Kiir interprets the bombing as a provocation aimed at disrupting the referendum. He pledged to pursue pacific polices as long as possible. But he warned that continuing acts of war against Southern Sudan could merit a military response.

Arab/Islamic supremacism is a powerful factor in the political culture of Northern Sudan. The overwhelming majority of Southern Sudanese are Black African Christians or traditionalists. The majority of the approximately two million Southerners living in Northern Sudan sought refuge there during the late North-South civil war (1983-2005).

Despite the rising tensions with Northern Sudan and the humanitarian crisis, Kiir sees hope in the unity of Southern Sudanese political forces. Last October, he launched a process of political dialogue within Southern Sudan. This has paved the way for a broadly based post-referendum constitutional congress. The President expects a new, inclusive "Government of Southern Unity" to emerge from the process.

President Kiir thanked CSI for its longstanding humanitarian support for hard-pressed South Sudan, and encouraged CSI, together with the international community, to rise to the challenge facing the South as the date of the referendum approaches.

U.S. Secretary of State, Hillary Clinton, recently described Southern Sudan as a "ticking time-bomb".

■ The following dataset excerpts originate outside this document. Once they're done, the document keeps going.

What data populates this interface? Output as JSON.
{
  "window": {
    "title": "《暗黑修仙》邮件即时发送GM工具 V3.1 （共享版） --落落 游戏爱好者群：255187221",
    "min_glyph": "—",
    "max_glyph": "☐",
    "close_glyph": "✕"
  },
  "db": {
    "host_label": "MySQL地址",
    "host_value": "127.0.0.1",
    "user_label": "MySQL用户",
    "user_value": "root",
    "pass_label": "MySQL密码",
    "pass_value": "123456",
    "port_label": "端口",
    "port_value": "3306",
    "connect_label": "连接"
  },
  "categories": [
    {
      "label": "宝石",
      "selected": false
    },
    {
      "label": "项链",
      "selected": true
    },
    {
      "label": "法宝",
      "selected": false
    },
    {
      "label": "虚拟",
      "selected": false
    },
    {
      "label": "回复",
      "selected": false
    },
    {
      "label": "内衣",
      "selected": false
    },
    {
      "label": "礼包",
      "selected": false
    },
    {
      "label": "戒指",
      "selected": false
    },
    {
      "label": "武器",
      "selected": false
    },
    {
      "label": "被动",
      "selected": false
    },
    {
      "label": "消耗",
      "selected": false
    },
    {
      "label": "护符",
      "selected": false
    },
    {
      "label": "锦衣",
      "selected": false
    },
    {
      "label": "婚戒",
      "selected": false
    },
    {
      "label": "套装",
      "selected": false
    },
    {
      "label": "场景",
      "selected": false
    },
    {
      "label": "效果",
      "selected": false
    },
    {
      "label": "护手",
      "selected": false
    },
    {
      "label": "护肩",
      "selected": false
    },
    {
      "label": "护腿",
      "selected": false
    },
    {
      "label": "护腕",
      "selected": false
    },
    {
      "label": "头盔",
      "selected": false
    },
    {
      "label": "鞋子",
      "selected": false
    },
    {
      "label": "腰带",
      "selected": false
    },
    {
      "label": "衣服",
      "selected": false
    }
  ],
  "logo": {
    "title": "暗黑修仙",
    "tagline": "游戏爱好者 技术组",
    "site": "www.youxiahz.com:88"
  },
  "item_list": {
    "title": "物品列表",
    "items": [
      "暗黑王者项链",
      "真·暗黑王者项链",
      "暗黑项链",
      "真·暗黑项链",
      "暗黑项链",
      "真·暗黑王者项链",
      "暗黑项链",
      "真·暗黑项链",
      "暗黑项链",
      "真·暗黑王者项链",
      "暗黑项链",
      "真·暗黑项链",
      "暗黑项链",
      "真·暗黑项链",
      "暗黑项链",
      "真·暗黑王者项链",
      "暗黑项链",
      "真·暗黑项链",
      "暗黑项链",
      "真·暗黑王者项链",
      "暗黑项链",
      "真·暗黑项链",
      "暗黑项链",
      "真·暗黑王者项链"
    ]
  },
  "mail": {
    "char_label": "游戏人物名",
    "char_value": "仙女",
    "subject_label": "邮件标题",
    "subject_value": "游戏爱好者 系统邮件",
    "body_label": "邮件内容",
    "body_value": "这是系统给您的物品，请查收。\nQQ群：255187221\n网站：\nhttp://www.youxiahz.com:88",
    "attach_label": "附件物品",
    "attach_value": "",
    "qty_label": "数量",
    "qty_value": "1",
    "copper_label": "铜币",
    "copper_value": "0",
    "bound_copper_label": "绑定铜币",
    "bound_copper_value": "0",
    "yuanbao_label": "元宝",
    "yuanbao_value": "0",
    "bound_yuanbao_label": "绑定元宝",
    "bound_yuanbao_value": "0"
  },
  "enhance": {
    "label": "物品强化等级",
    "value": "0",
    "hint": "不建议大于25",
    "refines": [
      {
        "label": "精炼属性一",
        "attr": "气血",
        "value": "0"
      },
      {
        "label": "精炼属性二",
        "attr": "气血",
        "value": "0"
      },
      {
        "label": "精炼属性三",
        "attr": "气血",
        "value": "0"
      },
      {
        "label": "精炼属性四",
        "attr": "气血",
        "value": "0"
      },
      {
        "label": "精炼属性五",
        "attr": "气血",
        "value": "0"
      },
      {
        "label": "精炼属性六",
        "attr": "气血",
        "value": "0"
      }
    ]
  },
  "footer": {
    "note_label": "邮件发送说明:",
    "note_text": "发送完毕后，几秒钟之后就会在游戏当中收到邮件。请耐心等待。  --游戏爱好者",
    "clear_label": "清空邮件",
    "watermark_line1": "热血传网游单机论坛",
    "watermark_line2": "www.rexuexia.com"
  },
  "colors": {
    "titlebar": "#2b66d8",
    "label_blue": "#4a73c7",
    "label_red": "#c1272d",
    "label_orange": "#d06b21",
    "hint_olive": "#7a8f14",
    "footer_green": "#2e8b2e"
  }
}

Dr. John Eibner - the CEO of Christian Solidarity International (CSI-USA) - has urged the American Government and its international partners to intensify efforts to address the mounting humanitarian crisis in Southern Sudan, and to act energetically to ensure a peaceful referendum. "The preservation of peace," Eibner stated, "is in the interest of the people of both Northern and Southern Sudan." CSI has campaigned for two decades in support of Southern Sudan's right of self-determination.